L’école Simplon est une entreprise sociale et solidaire qui propose aux demandeurs d’emplois – notamment aux jeunes en décrochage scolaire – de se former gratuitement aux métiers du numérique. Durant la crise du Covid-19, elle a expérimenté l’enseignement hybride et asynchrone. Des modalités que Frédéric Bardeau, co-fondateur de l’école, ne souhaite pas retenir à l’avenir.

Comment avez-vous vécu la crise sanitaire ?  

 En l’espace de quelques jours, nous avons dû basculer nos 2500 apprenants du 100 % présentiel au 100 % téléprésentiel dans 17 pays d’Europe, du Moyen-Orient et d’Afrique. Cette transition a soulevé de nombreuses questions sur l’ingénierie pédagogique, la digitalisation des contenus mais aussi sur la littératie numérique. Entre les mois de mars et juin 2020, 10 à 15 % de nos apprenants se sont retrouvés en difficulté, surtout en France, soit parce qu’ils n’étaient pas équipés d’un ordinateur ou d’une connexion Internet, soit parce que leur famille ne disposait que d’un seul ordinateur qu’ils devaient partager. L’école leur a livré des ordinateurs, des cartes SIM et nous avons assuré de la médiation numérique afin qu’ils puissent continuer à apprendre un métier à distance.

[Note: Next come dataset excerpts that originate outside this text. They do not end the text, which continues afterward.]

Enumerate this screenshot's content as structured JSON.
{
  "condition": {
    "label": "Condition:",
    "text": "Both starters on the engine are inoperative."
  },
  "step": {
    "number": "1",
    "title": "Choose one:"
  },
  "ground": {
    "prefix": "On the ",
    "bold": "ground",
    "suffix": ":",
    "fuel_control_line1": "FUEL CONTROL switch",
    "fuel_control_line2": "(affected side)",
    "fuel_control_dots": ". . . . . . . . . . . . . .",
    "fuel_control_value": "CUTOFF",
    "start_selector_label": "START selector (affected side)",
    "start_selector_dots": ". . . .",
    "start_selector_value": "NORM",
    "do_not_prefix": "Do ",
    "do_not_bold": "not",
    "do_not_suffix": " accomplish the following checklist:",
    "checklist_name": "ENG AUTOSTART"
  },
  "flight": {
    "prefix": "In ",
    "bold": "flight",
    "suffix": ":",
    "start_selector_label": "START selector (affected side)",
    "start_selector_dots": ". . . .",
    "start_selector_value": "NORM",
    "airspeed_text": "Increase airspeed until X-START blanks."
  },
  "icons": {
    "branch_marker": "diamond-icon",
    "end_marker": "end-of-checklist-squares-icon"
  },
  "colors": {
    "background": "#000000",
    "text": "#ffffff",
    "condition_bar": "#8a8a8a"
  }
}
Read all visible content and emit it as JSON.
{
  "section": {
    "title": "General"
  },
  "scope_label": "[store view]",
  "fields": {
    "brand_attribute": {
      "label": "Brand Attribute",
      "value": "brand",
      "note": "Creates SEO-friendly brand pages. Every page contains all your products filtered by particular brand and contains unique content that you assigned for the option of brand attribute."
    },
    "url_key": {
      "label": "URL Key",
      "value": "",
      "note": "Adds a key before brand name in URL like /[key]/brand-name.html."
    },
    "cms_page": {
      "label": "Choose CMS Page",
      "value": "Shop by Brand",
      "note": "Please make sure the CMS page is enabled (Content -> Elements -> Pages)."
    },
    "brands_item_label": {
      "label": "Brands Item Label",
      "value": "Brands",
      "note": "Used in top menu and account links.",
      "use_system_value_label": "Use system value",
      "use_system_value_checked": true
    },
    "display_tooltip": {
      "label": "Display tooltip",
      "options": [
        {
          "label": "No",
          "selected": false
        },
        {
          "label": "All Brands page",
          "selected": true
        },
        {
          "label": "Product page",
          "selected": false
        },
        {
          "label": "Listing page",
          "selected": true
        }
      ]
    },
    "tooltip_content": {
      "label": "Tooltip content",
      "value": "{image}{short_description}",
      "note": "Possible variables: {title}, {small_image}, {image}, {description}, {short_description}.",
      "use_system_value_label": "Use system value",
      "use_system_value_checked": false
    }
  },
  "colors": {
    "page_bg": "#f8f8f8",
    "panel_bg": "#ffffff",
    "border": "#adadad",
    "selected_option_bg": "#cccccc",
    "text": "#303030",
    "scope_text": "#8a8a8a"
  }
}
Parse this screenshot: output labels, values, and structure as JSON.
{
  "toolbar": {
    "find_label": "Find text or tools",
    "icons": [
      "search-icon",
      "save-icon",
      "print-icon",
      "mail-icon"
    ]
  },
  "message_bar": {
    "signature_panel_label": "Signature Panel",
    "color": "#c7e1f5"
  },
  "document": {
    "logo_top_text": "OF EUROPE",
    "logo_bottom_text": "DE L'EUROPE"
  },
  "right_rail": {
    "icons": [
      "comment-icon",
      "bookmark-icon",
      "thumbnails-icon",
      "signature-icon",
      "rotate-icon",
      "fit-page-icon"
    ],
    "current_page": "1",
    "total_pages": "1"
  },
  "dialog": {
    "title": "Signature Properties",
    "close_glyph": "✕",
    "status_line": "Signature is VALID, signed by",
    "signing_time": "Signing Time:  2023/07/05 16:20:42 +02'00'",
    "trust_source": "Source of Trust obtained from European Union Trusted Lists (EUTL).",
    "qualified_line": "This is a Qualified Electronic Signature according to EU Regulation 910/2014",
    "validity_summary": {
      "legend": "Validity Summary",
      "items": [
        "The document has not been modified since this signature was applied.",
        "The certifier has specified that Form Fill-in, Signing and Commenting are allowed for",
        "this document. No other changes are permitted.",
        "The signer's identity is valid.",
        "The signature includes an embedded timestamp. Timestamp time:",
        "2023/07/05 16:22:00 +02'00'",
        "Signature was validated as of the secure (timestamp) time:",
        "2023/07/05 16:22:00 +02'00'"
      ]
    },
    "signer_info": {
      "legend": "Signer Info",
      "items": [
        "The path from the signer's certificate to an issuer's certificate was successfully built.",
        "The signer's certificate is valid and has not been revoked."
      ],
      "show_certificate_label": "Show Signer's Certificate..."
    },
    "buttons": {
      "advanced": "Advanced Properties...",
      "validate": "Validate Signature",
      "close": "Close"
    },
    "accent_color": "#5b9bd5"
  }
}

Comment avez-vous accompagné vos enseignants ?

Nous disposons d’un studio animé par des ingénieurs pédagogiques, dont le rôle a été d’accompagner et de chouchouter nos professeurs. Nous avons bâti des communautés de pratiques entre la France et l’étranger afin qu’ils puissent échanger sur leurs méthodes de travail. Certains formateurs ont par exemple partagé leurs retours expériences sur le travail en sous-groupes sur Teams et Zoom, sur les règles d’émargement qu’ils ont trouvées… Heureusement, nous avions une plateforme « LMS » maison qui était bien adaptée à la situation et qui nous a permis de faire des évaluations de compétences en ligne. Nous n’avons pas eu besoin de nous outiller, mis à part de caméras et d’outils pour capter le son. Quoiqu’il en soit, la distance induite par la crise a été épuisante pour nos enseignants, qui ont peiné à trouver une frontière entre leur vie personnelle et professionnelle.

Quelles leçons tirez-vous de cette période ?

Ce basculement en téléprésentiel fut, pour nous, une grande nouveauté. Cette crise nous a permis de comprendre que le problème n’était pas le présentiel versus le distanciel mais le synchrone versus l’asynchrone. Le mode asynchrone n’est pas adapté au public fragile, déjà très éloigné du numérique, que nous accompagnons. C’est d’autant plus complexe pour nous que notre pédagogie est entièrement basée sur le travail en groupes, autour de projets. Nous ne retiendrons pas non plus la modalité hybride, vers laquelle se tournent beaucoup d’écoles. Nous nous sommes aperçus qu’il existait un trop grand décalage entre les apprenants qui étaient physiquement présents et ceux qui étaient à distance, en matière de participation, d’écoute… Cette modalité génère trop de frustration pour nos élèves comme nos formateurs, qui ont du mal à jouer sur les deux tableaux.

Lancez-vous de nouveaux formats pédagogiques à la rentrée ?

Oui, nous proposons, en cette rentrée, une nouveauté : des « tracks » 100 % à distance. Ce sont des cursus courts de quelques semaines sur différentes thématiques comme la cybersécurité par exemple. Ils vont nous permettre d’être encore plus inclusifs, c’est-à-dire de toucher un public plus large, notamment ceux qui ne sont pas proches d’une de nos 90 écoles en France. La pédagogie de ces formations sera la même que pour les autres : uniquement en synchrone. Nous ne rejetons pas le mode asynchrone pour autant. La crise sanitaire nous a fait comprendre qu’il existait un public suffisamment autonome pour se former de manière asynchrone. Nous réfléchissons à bâtir des cursus qui se dérouleraient entre 20 et 30 % du temps de cette manière.